Излишне говорить, что пуск электрической карусели в Зунте стал событием, собравшим любопытных не меньше, чем похороны цыганского короля Лейманиса или свадьба Августа Вэягала с участием его детей. Такого шума там отроду никто не слышал, ведь даже скрип немазаной телеги золотаря считался событием, а голосистый петух Бумбура — главным сотрясателем барабанных перепонок. Одновременно с тарахтеньем паровика, воем электрической машины и грохотом карусели весь город от края до края огласили звуки неистовой шарманки, единственного предмета этого комплекса, купленного по случаю у хозяина странствующего балагана из Померании. Переоборудованная для электрического привода шарманка заиграла несравненно громче своих прежних возможностей. Кружилась карусель, одни животные под седоками вставали на дыбы, другие приседали. Гирлянды разноцветных светящихся груш на фоне ночного неба начертали огненные слова: «Счастливого Нового года!» Вдобавок ко всему тут же поодаль пеклись, начинялись и продавались вафли с начинкой из взбитых сливок, искушая обоняние горожан не меньше, чем искушался их слух.
Зазывалой и кассиром Ноас поставил невесть где раздобытую седую негритянку в длинной, до щиколоток, шубе из львиной шкуры. Помимо того что негритянка била в корабельный колокол, она обладала удивительной способностью: под взглядом ее черных, полыхавших притушенным пламенем глаз деньги сами выпархивали из карманов и при учащенном сердцебиении переходили в желтоватую ладонь черной руки.
Вполне возможно, что, привыкнув понемногу к возбуждающему шуму, а также благодаря приобретенной склонности к бережливости зунтяне сумели бы в конце концов побороть в себе любопытство и, пожалуй, интерес к электрической карусели прошел бы сам по себе.
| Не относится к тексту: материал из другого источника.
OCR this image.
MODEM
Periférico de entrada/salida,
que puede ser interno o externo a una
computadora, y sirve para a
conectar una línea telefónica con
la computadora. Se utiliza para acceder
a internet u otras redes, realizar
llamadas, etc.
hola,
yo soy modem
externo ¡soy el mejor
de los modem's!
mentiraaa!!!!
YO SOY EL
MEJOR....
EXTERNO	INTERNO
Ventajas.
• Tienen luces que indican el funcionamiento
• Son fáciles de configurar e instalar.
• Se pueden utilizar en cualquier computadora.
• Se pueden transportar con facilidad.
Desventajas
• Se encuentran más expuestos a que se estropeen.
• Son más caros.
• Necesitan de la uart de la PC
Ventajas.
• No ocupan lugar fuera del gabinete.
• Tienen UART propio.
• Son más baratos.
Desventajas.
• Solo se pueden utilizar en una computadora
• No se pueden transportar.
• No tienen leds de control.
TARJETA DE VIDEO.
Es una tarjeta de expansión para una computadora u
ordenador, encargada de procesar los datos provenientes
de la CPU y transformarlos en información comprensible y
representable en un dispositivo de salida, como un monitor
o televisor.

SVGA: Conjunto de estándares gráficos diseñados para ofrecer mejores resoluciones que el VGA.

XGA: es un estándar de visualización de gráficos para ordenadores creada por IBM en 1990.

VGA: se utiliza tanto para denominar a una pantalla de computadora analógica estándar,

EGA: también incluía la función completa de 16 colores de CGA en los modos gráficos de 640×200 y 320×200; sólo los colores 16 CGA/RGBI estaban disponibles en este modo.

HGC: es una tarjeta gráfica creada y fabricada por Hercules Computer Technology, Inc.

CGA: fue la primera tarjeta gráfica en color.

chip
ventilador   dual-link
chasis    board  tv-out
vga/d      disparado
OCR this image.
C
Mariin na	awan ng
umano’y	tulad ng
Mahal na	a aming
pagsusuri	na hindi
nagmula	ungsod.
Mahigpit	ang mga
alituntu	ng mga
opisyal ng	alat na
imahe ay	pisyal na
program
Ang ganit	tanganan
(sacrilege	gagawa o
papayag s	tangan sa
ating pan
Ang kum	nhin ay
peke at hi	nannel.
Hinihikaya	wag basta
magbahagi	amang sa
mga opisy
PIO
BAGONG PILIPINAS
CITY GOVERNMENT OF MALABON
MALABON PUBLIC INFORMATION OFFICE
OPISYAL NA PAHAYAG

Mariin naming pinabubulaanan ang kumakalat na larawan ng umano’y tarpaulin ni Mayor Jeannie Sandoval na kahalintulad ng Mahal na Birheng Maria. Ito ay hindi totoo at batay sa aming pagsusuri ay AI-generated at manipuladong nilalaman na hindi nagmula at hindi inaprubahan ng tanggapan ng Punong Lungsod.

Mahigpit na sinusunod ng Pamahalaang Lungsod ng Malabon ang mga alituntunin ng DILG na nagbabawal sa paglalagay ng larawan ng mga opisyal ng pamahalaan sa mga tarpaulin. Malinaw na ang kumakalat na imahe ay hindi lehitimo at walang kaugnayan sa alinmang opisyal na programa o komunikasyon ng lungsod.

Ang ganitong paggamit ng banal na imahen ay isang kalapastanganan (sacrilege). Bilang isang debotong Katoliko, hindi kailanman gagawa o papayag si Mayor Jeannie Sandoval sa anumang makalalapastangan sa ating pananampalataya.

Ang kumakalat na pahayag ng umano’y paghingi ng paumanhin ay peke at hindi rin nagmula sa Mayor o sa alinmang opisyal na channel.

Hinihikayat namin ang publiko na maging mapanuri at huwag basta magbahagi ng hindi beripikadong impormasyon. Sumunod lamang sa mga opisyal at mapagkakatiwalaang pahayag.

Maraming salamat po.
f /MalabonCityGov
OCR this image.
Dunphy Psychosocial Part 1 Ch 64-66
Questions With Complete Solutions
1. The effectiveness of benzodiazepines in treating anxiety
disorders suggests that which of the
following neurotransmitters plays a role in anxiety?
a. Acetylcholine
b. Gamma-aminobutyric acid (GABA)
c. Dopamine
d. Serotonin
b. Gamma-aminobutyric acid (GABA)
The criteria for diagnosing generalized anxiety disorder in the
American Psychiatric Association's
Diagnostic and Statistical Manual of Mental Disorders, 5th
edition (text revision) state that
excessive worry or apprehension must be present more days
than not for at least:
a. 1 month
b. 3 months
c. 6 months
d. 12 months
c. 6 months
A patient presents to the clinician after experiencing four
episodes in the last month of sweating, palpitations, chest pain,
Но случилось иначе. Через неделю после открытия гирлянда разноцветных лампочек вдруг замигала, заискрилась голубоватыми огненными змейками. Пламя перекинулось на расписной полог крыши и ширмы машинного отделения. Карусель вспыхнула, как омет соломы, однако продолжала крутиться, а шарманка бренчать, хотя ее неистовства перекрыл многоголосый душераздирающий вопль, который и после первой мировой войны хорошо еще помнил баптистский проповедник Скангал, в тот момент находившийся в рыбацком поселке, верстах в семи от места происшествия. Смельчаки на ходу спрыгивали с крутящегося круга, женщины, прижимая к груди малолетних детишек, продолжали вертеться на пылающих зверях.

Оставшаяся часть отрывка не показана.